La réflexion philosophique sur l'analogía

La philosophie traditionnelle

L'appelée philosophie traditionnelle en occident,[7] a conçu l'analogía surtout en ordre à justifier la connaissance de la réalité qu'est au-delà de l'expérience du monde, la Métaphysique, et de façon spéciale dans le christianisme, pour la démonstration de l'existence de Dieu.

Pour cela ils envisageaient le argument basé sur l'analogía conçue de deux formes:

  • Comme analogía de proportion
  • Comme analogía d'attribution

Analogía De proporcionalidad

Article principal: Platon
Article principal: Platonismo

Les choses matérielles, sensibles, mudables et imperfectas[8] sont ce que ils sont en autant que ils participent du véritable être réel d'une idée, éternelle, inmutable, nécessaire et, surtout, parfaite.

Les idées sont le modèle sur lequel le Demiurgo a donné une forme à la matière[9] en reflétant en elle, de façon imperfecto, le monde matériel changeant, sensible, et transitoire dans lequel habitons temporellement.

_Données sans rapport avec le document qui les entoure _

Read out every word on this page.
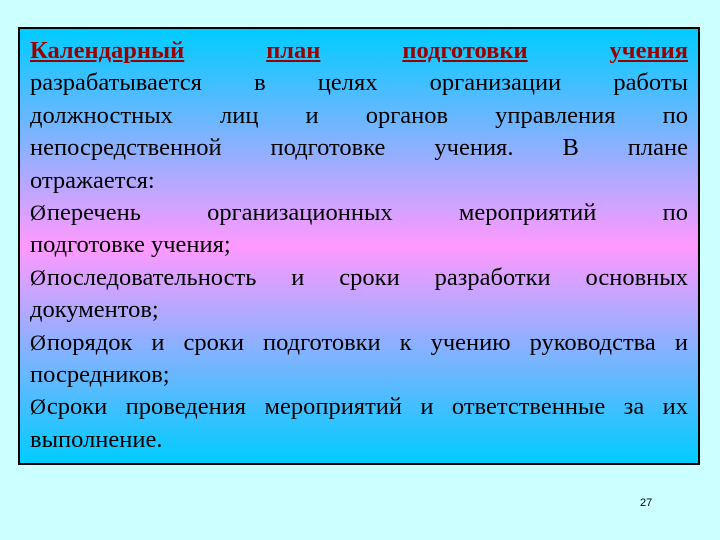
Календарный	план	подготовки	учения
разрабатывается в целях организации работы
должностных лиц и органов управления по
непосредственной подготовке учения. В плане
отражается:
Øперечень	организационных	мероприятий	по
подготовке учения;
Øпоследовательность и сроки разработки основных
документов;
Øпорядок и сроки подготовки к учению руководства и
посредников;
Øсроки проведения мероприятий и ответственные за их
выполнение.
27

L'ordre de ce monde matériel s'explique en fonction de l'autre monde, le «Monde des Idées» que n'est pas matérielle. Un monde idéal rangé et jerarquizado selon la participation de quelques idées comme formes ou essences inférieurs dans autres idées, formes supérieures, selon un degré de mineur à majeur universelidad: de la espèce au genre inférieur et de celui-ci au je génère supérieur dans une échelle ascendante, en arrivant ainsi à l'Idée des Idées, la «Idée du Bien», source de toute perfection et origine de tout.[10]

Tout ce que nous voyons de perfection dans le monde est en raison de la forme qu'est la essence ou façon de participation dans les idées. La forme doit chercher et réaliser la perfection qu'il lui correspond comme âme, principe de vie et mouvement et immortel, en étant jugée après la mort au se séparer de la matière reencarnándose successivement en des divers corps matériels.

Dans la fameuse «Allégorie de la Caverna»[11] Platon compare le monde matériel à un monde d'ombres que surgit à partir de la lumière du Soleil, source de tout, que donne réalité aux idées à celles que il illumine en produisant les ombres que les hommes, prisonniers dans le monde matériel, seulement peuvent contempler comme des ombres dans le mur de la caverna.

Le voir il est au corps comme le penser il est à l'âme
Ce monde en son imperfección nous expédie au monde des idées dans sa perfection
L'être mudable et matériel nous expédie en étant inmutable, Éternel et Parfait qu'est l'Idée du Bien

Tel est l'analogía que se desprende de cette forme de voir la réalité et le monde, comprise comme analogía de proporcionalidad.

La connaissance consiste à reconnaître, rappeler et contempler dans les choses sensibles de ce monde les idées comme véritable réalité. L'âme appartient au monde des idées, les a contemplés dans une vie antérieure; la vie dans ce monde matériel n'est pas plus que un procès de purification nécessaire pour que, à travers la Philosophie l'âme rationnelle à travers l'homme, puisse se libérer définitivement du matériel en revenant à son lieu naturel dans le monde des idées. Tandis que cela ne s'accomplisse il pas sera jugée et il devra aller reencarnándose successivement en des divers êtres du monde.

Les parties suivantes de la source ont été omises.